58 Symbion made the general submission that it was not reasonable that, if the Diagnostics Transaction did not proceed because a condition precedent was not satisfied but without a meeting at which shareholders could consider its merits, Healthscope should receive compensation for its costs through the break fee The submission does not take Symbion far. That could happen, for example, under cl 13.9(a)(ii) if a director withdrew his or her advice that shareholders vote for the Diagnostics Transaction at a time before an unfavourable ATO ruling was issued. It was not regarded by the parties as anomalous.

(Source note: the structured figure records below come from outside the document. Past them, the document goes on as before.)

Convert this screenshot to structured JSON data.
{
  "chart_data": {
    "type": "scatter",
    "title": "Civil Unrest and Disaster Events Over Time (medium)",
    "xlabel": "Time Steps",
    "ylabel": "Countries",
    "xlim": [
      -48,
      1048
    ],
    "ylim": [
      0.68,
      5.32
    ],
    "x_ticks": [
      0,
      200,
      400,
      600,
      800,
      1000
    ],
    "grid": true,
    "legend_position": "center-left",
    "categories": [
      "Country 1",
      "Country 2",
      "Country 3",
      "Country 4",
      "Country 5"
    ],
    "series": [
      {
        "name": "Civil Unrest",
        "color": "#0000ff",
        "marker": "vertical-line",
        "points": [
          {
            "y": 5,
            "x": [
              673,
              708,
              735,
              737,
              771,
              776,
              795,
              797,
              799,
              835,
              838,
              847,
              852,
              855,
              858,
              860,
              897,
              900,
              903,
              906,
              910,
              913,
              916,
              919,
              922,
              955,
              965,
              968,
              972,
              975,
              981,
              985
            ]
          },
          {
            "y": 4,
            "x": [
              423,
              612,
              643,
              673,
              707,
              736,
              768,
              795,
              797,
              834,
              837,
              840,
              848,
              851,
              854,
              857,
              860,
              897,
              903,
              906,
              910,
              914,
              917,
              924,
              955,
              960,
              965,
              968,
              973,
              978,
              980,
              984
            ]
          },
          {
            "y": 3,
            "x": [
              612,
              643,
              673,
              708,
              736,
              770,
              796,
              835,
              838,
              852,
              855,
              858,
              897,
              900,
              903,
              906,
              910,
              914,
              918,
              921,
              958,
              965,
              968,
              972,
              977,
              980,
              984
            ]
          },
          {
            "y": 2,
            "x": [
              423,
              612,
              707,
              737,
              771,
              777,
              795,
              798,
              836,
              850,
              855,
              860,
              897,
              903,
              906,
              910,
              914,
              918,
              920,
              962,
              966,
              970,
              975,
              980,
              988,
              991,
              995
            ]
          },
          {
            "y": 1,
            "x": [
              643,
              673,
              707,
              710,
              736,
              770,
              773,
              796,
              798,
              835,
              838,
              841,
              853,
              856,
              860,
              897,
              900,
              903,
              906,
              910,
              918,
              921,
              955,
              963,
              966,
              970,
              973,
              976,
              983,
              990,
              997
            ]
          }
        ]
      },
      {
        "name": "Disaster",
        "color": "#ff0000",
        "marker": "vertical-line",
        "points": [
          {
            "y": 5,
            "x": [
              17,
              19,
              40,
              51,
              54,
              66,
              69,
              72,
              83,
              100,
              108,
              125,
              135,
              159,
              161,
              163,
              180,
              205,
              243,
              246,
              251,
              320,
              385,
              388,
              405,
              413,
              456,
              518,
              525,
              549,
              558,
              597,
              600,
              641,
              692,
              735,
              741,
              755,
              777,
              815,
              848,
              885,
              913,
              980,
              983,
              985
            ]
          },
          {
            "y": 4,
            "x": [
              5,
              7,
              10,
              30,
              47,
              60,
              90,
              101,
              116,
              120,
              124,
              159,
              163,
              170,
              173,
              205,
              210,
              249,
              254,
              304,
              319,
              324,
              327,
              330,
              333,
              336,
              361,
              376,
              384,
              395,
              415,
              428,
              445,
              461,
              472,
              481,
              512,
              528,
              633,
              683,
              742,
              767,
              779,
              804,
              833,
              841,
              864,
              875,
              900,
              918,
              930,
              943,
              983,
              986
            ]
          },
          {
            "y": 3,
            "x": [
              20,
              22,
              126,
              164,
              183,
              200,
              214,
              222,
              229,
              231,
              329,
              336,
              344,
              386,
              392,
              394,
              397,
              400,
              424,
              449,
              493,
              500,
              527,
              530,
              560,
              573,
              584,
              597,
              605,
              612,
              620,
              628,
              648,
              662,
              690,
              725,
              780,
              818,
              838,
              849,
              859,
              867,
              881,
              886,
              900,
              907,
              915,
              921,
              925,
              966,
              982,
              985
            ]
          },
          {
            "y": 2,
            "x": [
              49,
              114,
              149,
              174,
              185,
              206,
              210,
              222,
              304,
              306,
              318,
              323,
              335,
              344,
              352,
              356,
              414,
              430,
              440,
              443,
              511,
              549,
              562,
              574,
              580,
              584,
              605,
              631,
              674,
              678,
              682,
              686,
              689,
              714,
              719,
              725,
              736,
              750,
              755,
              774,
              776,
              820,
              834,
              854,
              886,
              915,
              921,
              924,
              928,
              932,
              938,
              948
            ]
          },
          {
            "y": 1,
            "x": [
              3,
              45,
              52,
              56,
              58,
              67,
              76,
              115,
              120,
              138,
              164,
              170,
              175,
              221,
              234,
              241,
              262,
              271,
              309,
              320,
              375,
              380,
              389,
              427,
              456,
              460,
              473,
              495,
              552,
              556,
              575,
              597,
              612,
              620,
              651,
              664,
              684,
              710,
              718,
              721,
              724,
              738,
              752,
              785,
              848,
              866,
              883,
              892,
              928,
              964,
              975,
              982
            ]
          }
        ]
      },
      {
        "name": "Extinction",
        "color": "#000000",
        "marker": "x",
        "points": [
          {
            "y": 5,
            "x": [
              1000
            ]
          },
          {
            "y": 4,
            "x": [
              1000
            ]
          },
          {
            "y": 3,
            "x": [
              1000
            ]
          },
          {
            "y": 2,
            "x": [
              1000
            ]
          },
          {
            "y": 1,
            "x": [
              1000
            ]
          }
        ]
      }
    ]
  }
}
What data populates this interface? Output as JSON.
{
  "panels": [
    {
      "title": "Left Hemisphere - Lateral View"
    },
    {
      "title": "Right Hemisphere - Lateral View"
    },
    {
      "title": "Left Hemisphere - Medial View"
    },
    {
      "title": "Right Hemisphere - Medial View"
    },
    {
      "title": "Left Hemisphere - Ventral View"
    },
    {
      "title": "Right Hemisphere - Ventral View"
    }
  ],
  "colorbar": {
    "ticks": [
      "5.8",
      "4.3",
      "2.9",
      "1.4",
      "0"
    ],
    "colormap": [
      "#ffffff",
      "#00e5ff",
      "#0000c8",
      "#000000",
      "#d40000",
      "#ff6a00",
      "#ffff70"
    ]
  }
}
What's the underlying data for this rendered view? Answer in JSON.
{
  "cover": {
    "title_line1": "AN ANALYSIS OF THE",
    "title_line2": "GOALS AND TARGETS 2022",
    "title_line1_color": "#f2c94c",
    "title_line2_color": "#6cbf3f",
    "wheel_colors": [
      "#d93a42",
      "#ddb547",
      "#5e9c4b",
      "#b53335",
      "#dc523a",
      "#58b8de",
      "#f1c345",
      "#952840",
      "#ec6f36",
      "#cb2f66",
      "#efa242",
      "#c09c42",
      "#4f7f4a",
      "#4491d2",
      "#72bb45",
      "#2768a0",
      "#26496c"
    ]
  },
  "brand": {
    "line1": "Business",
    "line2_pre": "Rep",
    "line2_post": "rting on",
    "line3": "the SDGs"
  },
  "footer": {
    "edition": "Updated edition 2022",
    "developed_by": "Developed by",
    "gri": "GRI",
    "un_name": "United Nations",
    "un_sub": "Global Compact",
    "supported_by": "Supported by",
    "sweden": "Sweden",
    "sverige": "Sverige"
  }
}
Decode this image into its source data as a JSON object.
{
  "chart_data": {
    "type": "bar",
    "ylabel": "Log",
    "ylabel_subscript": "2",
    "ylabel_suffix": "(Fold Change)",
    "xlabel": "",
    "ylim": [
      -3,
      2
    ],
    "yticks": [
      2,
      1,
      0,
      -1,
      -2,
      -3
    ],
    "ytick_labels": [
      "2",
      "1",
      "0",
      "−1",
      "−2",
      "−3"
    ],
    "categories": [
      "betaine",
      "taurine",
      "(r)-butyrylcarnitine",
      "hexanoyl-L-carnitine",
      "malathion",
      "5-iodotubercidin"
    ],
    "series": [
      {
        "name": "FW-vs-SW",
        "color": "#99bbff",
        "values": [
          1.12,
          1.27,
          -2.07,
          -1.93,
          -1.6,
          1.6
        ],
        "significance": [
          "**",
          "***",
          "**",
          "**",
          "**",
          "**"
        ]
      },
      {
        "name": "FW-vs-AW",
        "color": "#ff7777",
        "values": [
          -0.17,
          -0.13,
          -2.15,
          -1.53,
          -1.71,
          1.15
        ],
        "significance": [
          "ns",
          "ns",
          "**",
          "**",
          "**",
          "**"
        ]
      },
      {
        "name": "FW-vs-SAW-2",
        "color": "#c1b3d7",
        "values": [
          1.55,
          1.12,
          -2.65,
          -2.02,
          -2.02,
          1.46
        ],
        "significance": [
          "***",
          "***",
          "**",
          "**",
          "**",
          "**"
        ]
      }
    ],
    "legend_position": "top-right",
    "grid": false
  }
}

59 More specifically, Symbion submitted that it would be anomalous if the break fee became payable where the order of events was convening of a meeting, then termination for failure of a condition precedent, then announcement of a Competing Proposal. The fact that the meeting had been convened, it was said, was not a rational criterion for the break fee becoming payable. The criterion that there should have been a meeting was rational, because it meant that (subject to the operation of cl 13.9(a)(ii)) Healthscope did not receive the break fee when the Diagnostics Transaction did not proceed for a reason unrelated to announcement of the Competing Proposal. There is some force in this.
60 None of these considerations is conclusive. As I have said, I have had regard to all the arguments, but the matters to which I have referred support giving the words used in the Deed the Symbion meaning and I consider that is the preferable construction of the Deed.